(Bloomberg) -- Mortgage applications for home purchases in the US rose for the first time in five weeks as mortgage rates eased closer to 7%.  

The Mortgage Bankers Association’s index of mortgage applications to buy a home increased 8.6% in the week ended June 7 to 143.7, the highest level since May 3, according to data released Wednesday. The data are prone to big swings around holidays, and the latest reporting week followed Memorial Day.

The group’s refinancing gauge soared 28.4%, the largest weekly advance since January 2023.

The contract rate on a 30-year fixed mortgage decreased 5 basis points to 7.02%, according to Mortgage Bankers Association data released Wednesday. The rate on a 15-year mortgage slid 15 basis points to 6.6%.

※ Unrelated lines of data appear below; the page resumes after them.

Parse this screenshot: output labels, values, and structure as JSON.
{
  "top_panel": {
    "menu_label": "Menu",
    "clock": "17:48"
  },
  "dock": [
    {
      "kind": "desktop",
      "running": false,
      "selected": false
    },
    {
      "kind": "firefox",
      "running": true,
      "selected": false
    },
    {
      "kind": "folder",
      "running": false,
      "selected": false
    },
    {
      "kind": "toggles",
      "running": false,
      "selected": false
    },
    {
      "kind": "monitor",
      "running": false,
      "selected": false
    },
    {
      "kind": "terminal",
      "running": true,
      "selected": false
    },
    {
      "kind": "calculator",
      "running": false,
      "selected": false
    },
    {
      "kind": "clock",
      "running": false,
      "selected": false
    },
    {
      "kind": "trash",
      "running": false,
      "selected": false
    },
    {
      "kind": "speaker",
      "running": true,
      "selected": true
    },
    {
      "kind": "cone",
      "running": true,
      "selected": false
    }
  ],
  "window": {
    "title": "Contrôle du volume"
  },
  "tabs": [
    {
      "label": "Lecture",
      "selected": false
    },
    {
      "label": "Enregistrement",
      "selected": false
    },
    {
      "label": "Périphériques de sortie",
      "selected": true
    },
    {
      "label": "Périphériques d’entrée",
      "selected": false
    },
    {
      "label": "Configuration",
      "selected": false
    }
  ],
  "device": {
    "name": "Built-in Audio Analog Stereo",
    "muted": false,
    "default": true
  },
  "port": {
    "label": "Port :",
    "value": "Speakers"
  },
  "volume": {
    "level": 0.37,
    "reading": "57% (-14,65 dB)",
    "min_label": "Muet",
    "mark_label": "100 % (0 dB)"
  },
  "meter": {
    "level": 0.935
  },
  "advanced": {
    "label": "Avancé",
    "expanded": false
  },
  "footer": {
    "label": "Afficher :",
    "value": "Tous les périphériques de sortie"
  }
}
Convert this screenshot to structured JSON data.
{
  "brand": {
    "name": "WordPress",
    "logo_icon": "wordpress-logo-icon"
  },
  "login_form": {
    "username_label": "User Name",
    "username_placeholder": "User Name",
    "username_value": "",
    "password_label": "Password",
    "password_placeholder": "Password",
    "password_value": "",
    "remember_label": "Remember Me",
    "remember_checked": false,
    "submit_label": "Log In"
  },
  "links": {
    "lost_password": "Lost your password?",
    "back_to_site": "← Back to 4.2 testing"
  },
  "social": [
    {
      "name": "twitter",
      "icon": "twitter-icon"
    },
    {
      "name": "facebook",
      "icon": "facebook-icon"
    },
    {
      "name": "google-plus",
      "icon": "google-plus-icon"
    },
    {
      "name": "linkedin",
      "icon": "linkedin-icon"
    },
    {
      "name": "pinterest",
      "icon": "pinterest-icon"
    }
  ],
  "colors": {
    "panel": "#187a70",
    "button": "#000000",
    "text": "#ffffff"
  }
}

Mortgage rates risk staying elevated until Federal Reserve policymakers, who wrap up a two-day meeting this afternoon, are convinced inflation is on a sustainable path toward their target. Investors largely expect Fed officials will wait until later this year before reducing their benchmark rate.

MBA’s overall index of applications, which includes those for home purchases and refinancing, jumped 15.6% last week. That was the biggest advance since early 2023.

The MBA survey, which has been conducted weekly since 1990, uses responses from mortgage bankers, commercial banks and thrifts. The data cover more than 75% of all retail residential mortgage applications in the US.